Software process assessments and software capability evaluations differ in motivation, objective, outcome, and ownership of the results. These factors lead to substantive differences in the dynamics of interviews, the scope of inquiry, the information gathered, and the formulation of the outcome. The assessment and evaluation methods are quite different when the detailed procedures employed are examined. Assessment training does not prepare a team to perform evaluations, or vice versa.
Software process assessments are performed in an open, collaborative environment. Their success depends on a commitment from both management and the professional staff to improve the organization. The objective is to surface problems and help managers and engineers improve their organization. While the questionnaire is valuable in focusing the assessment team on maturity level issues, the emphasis is on structured and unstructured interviews as tools for understanding the organization's software process. Aside from identifying the software process issues facing the organization, the buy-in to improvement, the organization-wide focus on process, and the motivation and enthusiasm in executing an action plan are the most valuable outcomes of an assessment.
Software capability evaluations, on the other hand, are performed in a more audit-oriented environment. The objective is tied to monetary considerations, since the team's recommendations will help select contractors or set award fees. The emphasis is on a documented audit trail that reveals the software process actually implemented by the organization.
This does not mean, however, that the results of software process assessments and software capability evaluations should not be comparable. Since both methods are CMM-based, the points of comparison and difference should be evident and explainable.
4.3 Other Uses of the CMM in Process Improvement
For software engineering process groups or others trying to improve their software process, the CMM has specific value in the areas of action planning, implementing action plans, and defining processes. During action planning, the members of the software engineering process group, equipped with knowledge of their software process issues and business environment, can compare their current practices against the goals of the key process areas in the CMM. The key practices should be examined in relation to corporate goals, management priorities, the level of performance of the practice, the value of implementing each practice to the organization, and the ability of the organization to implement a practice in light of its culture.
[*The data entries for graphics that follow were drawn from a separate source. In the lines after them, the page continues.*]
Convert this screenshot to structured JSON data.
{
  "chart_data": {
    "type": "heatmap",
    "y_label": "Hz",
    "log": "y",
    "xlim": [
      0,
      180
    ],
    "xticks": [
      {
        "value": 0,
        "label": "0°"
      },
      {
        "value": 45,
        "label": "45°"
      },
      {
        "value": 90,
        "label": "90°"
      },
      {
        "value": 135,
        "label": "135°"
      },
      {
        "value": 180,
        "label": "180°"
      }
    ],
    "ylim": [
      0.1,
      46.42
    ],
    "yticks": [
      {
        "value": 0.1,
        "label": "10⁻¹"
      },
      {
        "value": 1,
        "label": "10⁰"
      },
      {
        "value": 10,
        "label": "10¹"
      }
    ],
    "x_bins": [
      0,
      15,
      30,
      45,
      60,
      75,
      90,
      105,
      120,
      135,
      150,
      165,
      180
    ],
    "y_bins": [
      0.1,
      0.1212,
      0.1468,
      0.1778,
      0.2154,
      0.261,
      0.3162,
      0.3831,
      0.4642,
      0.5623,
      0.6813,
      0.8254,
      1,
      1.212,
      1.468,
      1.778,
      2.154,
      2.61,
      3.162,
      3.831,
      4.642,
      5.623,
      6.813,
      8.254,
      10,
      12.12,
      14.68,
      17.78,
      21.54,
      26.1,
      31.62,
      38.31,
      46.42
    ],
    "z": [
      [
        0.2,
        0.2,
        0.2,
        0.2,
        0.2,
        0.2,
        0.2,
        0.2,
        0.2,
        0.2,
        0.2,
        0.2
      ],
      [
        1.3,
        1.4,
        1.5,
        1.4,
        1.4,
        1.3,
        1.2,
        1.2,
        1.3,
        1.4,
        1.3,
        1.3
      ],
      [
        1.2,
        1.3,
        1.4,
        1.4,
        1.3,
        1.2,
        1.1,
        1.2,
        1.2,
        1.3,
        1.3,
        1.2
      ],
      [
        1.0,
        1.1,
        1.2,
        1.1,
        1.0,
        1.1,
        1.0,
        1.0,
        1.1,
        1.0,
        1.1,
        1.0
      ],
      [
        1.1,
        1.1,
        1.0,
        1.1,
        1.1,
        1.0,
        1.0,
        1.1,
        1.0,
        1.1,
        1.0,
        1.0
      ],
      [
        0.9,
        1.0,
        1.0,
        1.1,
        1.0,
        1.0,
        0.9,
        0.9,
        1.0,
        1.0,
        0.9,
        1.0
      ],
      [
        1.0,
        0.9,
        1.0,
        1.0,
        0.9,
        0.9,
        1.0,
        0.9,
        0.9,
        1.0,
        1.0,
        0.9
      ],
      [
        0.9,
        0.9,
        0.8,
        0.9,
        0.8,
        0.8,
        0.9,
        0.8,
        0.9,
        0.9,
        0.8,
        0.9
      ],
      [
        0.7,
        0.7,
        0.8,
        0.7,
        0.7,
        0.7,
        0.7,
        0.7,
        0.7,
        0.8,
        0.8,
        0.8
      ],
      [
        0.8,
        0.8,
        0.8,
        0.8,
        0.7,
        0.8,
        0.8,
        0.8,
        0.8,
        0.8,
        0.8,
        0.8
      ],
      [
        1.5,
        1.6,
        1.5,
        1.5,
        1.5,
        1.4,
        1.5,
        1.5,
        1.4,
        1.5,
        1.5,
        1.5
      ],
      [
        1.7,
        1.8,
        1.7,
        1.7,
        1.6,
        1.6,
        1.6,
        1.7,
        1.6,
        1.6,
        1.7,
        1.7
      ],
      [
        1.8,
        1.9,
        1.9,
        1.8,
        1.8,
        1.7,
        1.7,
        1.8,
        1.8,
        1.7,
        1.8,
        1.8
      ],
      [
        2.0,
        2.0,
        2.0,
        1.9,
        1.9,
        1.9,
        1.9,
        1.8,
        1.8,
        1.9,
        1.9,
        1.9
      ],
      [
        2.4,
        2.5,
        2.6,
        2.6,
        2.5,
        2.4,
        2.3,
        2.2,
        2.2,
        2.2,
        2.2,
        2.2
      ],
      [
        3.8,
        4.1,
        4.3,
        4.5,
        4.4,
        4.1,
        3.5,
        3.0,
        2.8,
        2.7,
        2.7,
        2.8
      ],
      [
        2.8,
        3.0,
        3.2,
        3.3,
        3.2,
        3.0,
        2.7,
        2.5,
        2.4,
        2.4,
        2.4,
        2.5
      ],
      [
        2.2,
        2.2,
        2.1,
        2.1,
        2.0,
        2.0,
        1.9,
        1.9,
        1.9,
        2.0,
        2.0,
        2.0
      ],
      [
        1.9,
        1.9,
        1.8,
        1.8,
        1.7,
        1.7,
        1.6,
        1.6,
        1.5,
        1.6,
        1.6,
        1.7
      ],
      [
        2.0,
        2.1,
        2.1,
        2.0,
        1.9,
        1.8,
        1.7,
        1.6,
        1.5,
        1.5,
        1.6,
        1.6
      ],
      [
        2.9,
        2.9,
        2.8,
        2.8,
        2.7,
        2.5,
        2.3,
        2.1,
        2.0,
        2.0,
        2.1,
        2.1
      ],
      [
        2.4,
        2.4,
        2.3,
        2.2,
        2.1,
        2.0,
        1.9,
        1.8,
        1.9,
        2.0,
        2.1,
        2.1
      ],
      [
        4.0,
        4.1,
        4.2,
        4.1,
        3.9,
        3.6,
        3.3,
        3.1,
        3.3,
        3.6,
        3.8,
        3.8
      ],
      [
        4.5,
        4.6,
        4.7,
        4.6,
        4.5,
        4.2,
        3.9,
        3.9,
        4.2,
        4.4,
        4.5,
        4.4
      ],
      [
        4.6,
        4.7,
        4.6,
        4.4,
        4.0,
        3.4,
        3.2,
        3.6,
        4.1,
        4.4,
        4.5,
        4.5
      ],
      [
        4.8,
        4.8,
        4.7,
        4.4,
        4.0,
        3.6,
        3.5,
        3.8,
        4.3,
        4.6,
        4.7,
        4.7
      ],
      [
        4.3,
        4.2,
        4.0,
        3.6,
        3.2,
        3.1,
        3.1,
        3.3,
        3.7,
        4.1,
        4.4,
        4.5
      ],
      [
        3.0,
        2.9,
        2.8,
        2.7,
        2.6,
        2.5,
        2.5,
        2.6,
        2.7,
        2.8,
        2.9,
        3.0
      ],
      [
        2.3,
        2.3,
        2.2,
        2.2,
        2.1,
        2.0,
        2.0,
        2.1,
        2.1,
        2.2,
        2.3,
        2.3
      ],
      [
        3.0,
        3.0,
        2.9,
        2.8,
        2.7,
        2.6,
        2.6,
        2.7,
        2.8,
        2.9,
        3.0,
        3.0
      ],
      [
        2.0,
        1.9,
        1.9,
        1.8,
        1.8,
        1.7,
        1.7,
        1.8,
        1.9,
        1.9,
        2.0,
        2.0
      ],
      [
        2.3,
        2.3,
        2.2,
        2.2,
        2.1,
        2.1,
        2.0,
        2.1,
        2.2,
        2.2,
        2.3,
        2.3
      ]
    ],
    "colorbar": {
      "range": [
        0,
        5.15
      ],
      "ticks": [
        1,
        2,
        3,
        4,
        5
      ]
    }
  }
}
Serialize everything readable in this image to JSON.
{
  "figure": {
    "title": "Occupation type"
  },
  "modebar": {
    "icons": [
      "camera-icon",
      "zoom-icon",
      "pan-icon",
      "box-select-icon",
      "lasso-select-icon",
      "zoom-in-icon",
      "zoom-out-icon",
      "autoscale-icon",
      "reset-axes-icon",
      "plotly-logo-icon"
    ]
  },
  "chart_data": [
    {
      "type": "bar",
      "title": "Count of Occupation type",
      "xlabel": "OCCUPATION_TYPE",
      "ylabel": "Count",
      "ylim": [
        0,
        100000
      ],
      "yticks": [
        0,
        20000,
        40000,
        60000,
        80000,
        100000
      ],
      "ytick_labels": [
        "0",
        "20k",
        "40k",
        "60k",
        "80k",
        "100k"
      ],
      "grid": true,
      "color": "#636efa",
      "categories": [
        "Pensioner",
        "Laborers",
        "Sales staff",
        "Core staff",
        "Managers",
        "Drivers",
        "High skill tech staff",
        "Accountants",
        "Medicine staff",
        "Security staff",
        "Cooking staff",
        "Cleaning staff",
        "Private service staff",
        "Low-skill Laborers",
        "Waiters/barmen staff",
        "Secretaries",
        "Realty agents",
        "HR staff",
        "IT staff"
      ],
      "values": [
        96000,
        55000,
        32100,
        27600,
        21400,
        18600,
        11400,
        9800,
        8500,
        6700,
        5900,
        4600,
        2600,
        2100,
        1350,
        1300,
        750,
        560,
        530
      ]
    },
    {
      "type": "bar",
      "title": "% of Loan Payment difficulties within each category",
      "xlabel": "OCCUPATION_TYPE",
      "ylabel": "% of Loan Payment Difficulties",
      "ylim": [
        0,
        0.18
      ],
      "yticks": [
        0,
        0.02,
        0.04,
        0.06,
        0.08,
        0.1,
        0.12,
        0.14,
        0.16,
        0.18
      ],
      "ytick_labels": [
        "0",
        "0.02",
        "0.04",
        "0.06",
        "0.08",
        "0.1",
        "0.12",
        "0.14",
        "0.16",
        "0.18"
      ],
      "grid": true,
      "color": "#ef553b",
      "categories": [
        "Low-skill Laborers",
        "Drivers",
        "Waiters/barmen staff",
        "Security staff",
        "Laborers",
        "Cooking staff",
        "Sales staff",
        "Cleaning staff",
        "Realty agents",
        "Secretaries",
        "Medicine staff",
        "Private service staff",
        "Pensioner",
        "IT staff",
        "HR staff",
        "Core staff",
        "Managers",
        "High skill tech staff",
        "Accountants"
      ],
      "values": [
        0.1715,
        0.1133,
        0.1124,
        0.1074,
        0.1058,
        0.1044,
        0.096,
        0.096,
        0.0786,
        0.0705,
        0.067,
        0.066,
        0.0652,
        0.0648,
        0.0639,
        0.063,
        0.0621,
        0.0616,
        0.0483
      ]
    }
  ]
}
The software engineering process group must next determine which process improvements are needed, how to effect the change, and obtain the necessary buy-in. The CMM aids this activity by providing a starting point for discussion about process improvement and by helping to surface disparate assumptions about commonly accepted software engineering practices. In implementing the action plan, the CMM and the key practices can be used by the process groups to construct parts of the operational action plan and to define the software process.